LKQ Stock Analysis — LKQ Corporation
Sector: Industrials
AI Verdict
LKQ trades at 10.2x next year’s earnings with 30.6% growth expected—cheap for the growth you’re getting if its distribution moat keeps margins up, but the market is skeptical given recent revenue declines.
Competitive Moat
LKQ operates a vast distribution network for aftermarket and recycled auto parts, making it the go-to supplier for collision repair shops and insurers.
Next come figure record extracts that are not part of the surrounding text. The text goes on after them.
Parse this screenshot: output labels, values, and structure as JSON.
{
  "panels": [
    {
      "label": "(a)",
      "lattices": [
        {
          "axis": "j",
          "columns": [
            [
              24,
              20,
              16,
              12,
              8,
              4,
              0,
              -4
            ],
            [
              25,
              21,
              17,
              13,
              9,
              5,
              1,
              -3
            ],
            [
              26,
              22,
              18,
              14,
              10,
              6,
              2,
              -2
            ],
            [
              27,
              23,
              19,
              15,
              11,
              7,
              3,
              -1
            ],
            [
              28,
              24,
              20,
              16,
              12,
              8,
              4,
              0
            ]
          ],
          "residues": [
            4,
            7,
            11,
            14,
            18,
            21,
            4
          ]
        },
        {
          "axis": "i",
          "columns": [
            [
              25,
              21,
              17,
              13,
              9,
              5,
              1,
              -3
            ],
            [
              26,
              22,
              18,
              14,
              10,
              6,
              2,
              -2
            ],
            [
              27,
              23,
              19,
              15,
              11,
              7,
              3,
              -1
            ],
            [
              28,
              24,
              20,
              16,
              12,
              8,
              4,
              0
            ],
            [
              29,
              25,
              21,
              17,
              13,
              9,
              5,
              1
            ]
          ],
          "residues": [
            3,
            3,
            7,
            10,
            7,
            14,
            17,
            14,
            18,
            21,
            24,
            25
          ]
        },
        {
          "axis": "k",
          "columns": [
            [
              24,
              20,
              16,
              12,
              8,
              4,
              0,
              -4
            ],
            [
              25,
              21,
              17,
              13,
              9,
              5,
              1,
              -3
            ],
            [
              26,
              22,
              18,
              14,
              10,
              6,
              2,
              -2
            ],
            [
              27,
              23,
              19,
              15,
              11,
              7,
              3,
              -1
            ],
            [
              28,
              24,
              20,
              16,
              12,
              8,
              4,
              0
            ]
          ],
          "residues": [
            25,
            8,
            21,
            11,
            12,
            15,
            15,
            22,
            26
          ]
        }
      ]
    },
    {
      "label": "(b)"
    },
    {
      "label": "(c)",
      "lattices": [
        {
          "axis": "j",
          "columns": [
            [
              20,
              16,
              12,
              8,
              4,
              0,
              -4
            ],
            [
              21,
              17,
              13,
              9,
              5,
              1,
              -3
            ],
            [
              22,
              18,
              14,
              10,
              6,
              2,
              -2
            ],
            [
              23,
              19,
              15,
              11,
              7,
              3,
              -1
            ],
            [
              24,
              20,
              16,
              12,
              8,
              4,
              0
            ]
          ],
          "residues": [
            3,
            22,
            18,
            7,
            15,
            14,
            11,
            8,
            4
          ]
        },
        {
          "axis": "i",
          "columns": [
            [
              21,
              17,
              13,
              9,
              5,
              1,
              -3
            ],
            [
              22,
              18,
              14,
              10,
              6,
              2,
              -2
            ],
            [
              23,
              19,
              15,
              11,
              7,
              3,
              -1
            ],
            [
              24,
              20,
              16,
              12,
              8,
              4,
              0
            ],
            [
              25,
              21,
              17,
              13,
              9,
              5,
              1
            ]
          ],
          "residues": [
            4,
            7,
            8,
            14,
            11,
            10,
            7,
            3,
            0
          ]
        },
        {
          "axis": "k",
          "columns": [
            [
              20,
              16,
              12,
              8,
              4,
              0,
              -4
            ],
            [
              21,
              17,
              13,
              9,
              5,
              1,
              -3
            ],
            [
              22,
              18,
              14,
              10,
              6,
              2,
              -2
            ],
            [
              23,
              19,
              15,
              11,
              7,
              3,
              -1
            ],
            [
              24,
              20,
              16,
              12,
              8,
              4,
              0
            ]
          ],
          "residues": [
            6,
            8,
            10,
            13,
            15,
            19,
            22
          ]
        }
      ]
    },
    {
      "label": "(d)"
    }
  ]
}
Its scale and logistics infrastructure create a cost advantage and make it hard for smaller competitors to match inventory breadth or delivery speed.
Summary
LKQ is notable for trading at just 10.2x forward earnings while analysts expect a 30.6% jump in EPS next year.
Where It Stands
LKQ's forward P/E of 10.2x is half the industrials sector median of 20x, despite analyst consensus for 30.6% forward EPS growth and a trailing PEG of 0.44.
Key Metrics
- Trailing P/E: 13.3x
- Forward P/E: 10.2x
- PEG Ratio: 0.44
- Earnings Growth: +0.3%
- Revenue Growth: -0.0%
- Dividend Yield: 0.04%
- 52-Week High: $42.67
- 52-Week Low: $27.64
Analyst Consensus
11 Buy · 4 Hold · 0 Sell (15 analysts)
Bull Case
With a 30.6% forward EPS growth forecast and a 10.2x forward P/E, the stock is cheap for the growth on offer.
Bear Case
Trailing revenue shrank -3.1% year-over-year, so if the P/E moves up to the sector median of 20x without a real turnaround, the stock could look expensive fast.
Catalyst to Watch
Watch for quarterly earnings that confirm the forecasted EPS growth, as any miss could break the low-PEG thesis.